Rescue Journal

and the bad stuff

Carol  ·  Sep. 9, 2008

the bunny home is on hold....once we talked about the rabbits needs. the family decided it was best to talk further and make sure a full life long happiness committment was there for thumper and muffin.

oka's adoptive family came...it was a great match. the papers were signed and his new leash and collar were in my hands when oka started a grand mal seizure. i had to say, sorry....he can't go anywhere right now. i don't know where that seizure came from and i don't know what it means. until i have some idea, oka's has to stay here with me.

jed did remarkably well with his surgery and his recovery went really well too. he was up on his feet within a couple of hours and ready to come home. we were all so very excited. the plan was for me to pick him up between 4:30 and 5:00 and jed laid down at 4:00 instead, fell asleep and died.

oh jed i really fucked it all up for you. i am so very, very sorry. rest in peace giant friend.

Comments

Carol

renee...lynn has jed doing his tricks for you on video...i want to see it.

Renee

Im going to miss my secrect favourite. Carol you did what you had to do, it wasnt your fault this happened it was the people who had him before. Jed knew we loved him.
Rest in peace big guy

Eva Stock

My God it is hard to be rescue and your decisions are always going to make you wonder as that is the nature of the beast. Jed was happy and loved all and was loved by all. He was proud of his ability to do tricks.smile. Renee was very proud of him too. Bless you you big gorgeous fur ball. Rest in peace. Love goes with you. I hate the people that messed him up!!Brandon and Colton were sad to hear about him and said they hope Oka gets better. You are a great friend to all Humans and animals as you are not judgemental. So be cool dear friend, I will be there in a bit. Eva

Yvette~Turtle Gardens

I had the exact same thing happen to us today. He was a 3 year old or so pittie/rottie mix. He was a pound pup, no name, and he died on the table during his neuter. I will remember Jed's welcome and his good natured expression. What a lucky guy to land at SAINTS to receive lots of love, his name and fond memories in so many hearts. Take care

lynne

i am so sorry carol about jed. this is a really tough one, he was such a sweet boy , it was like i said before, he was like a big bear rug when he laid down, I am really going to miss him. it sure does not get any easier. i hope oka is going to be okay and will get his forever home. shit what crappy news. you did good by jed, he never would have been around this long if not for you. see you tomorrow.

Hillevi

Carol, there was no other option available for Jed. He needed the surgery. You loved him and made the right decision for him. It sounds like he wanted to come home but his body was done. That is not something that you did - that is something his life before SAINTS did. God Bless You.

Shelley

No, Carol, you did not let Jed down. In fact, you raised him up and gave him a lovely taste of belonging and love and fun. He's taken that with him forever, and if he could, I'm sure he would thank you a million times over. So many of your decisions are close to impossible to call, so always know that you made the right decision because you made it with all the SAINTS at heart.

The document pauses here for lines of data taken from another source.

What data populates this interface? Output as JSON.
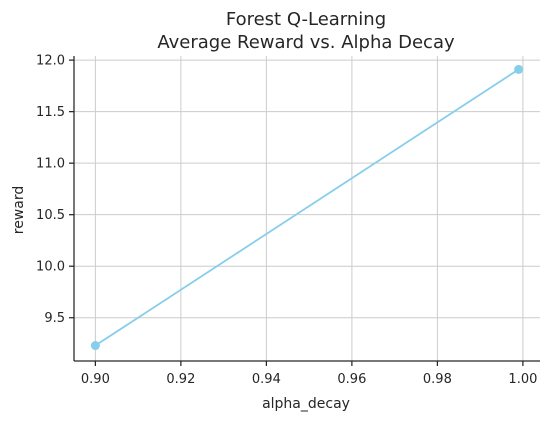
{
  "chart_data": {
    "type": "line",
    "title_line1": "Forest Q-Learning",
    "title_line2": "Average Reward vs. Alpha Decay",
    "xlabel": "alpha_decay",
    "ylabel": "reward",
    "xlim": [
      0.895,
      1.004
    ],
    "ylim": [
      9.08,
      12.04
    ],
    "x_ticks": [
      0.9,
      0.92,
      0.94,
      0.96,
      0.98,
      1.0
    ],
    "x_tick_labels": [
      "0.90",
      "0.92",
      "0.94",
      "0.96",
      "0.98",
      "1.00"
    ],
    "y_ticks": [
      9.5,
      10.0,
      10.5,
      11.0,
      11.5,
      12.0
    ],
    "y_tick_labels": [
      "9.5",
      "10.0",
      "10.5",
      "11.0",
      "11.5",
      "12.0"
    ],
    "grid": true,
    "series": [
      {
        "color": "#87CEEB",
        "x": [
          0.9,
          0.999
        ],
        "y": [
          9.23,
          11.91
        ]
      }
    ]
  }
}
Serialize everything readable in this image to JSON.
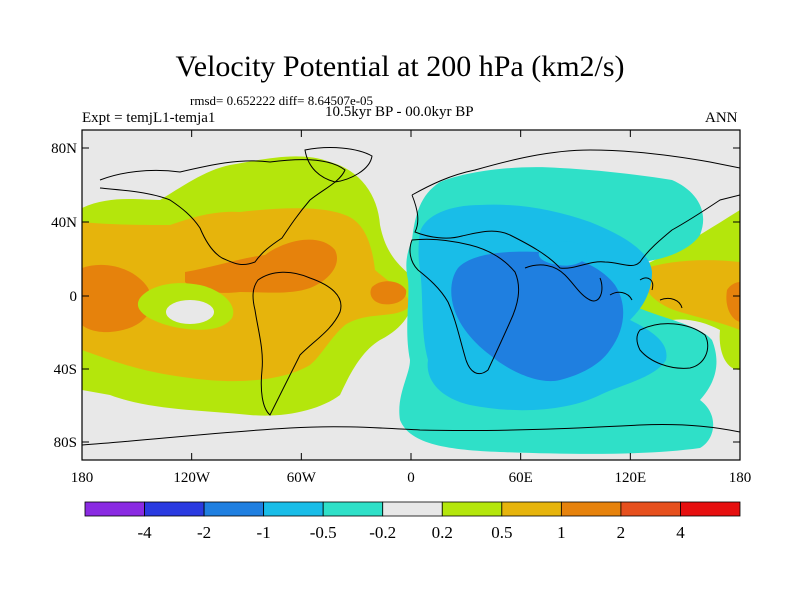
{
  "title": "Velocity Potential at 200 hPa (km2/s)",
  "rmsd_line": "rmsd= 0.652222 diff= 8.64507e-05",
  "expt_label": "Expt = temjL1-temja1",
  "period_label": "10.5kyr BP - 00.0kyr BP",
  "season_label": "ANN",
  "lat_labels": [
    "80N",
    "40N",
    "0",
    "40S",
    "80S"
  ],
  "lon_labels": [
    "180",
    "120W",
    "60W",
    "0",
    "60E",
    "120E",
    "180"
  ],
  "colorbar": {
    "colors": [
      "#8a2be2",
      "#2a3ae0",
      "#1f7fe0",
      "#19bde8",
      "#2fe0c8",
      "#e8e8e8",
      "#b4e60c",
      "#e6b40c",
      "#e6820c",
      "#e6501e",
      "#e60f0f"
    ],
    "labels": [
      "-4",
      "-2",
      "-1",
      "-0.5",
      "-0.2",
      "0.2",
      "0.5",
      "1",
      "2",
      "4"
    ]
  },
  "map_colors": {
    "background": "#e8e8e8",
    "light_green": "#b4e60c",
    "gold": "#e6b40c",
    "orange": "#e6820c",
    "teal": "#2fe0c8",
    "cyan": "#19bde8",
    "blue": "#1f7fe0"
  }
}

I'm really sorry about Jed.

Deb

We're all in shock here, Carol. Poor old neglected, unwanted Jed, who finally found love and a group of people who were pulling for him 100% of the time.

Jed needed the surgery he had today, for safety and for quality of life. You did, as you always have done, what you believed to be right for a S.A.I.N.T. Had he not undergone the procedures today, it would have been another day. It was necessary and risky, a bitch of a situation.

You didn't fuck up, Carol. You did the best you could with the options Jed had. The fault for the gentle giant's death rests firmly on the shoulders of the person(s)responsible for allowing Jed to fall into such appalling shape. The level of neglect he suffered prior to becoming a S.A.I.N.T. is inexcusable.

Jed was lucky to have found a soft place to land, and live out his final days. Jed died knowing he was loved.

Please, Carol, don't beat yourself up over this tragedy. The blame is not yours to own.

I'm going to hug my Kiefer. He sends his love to you.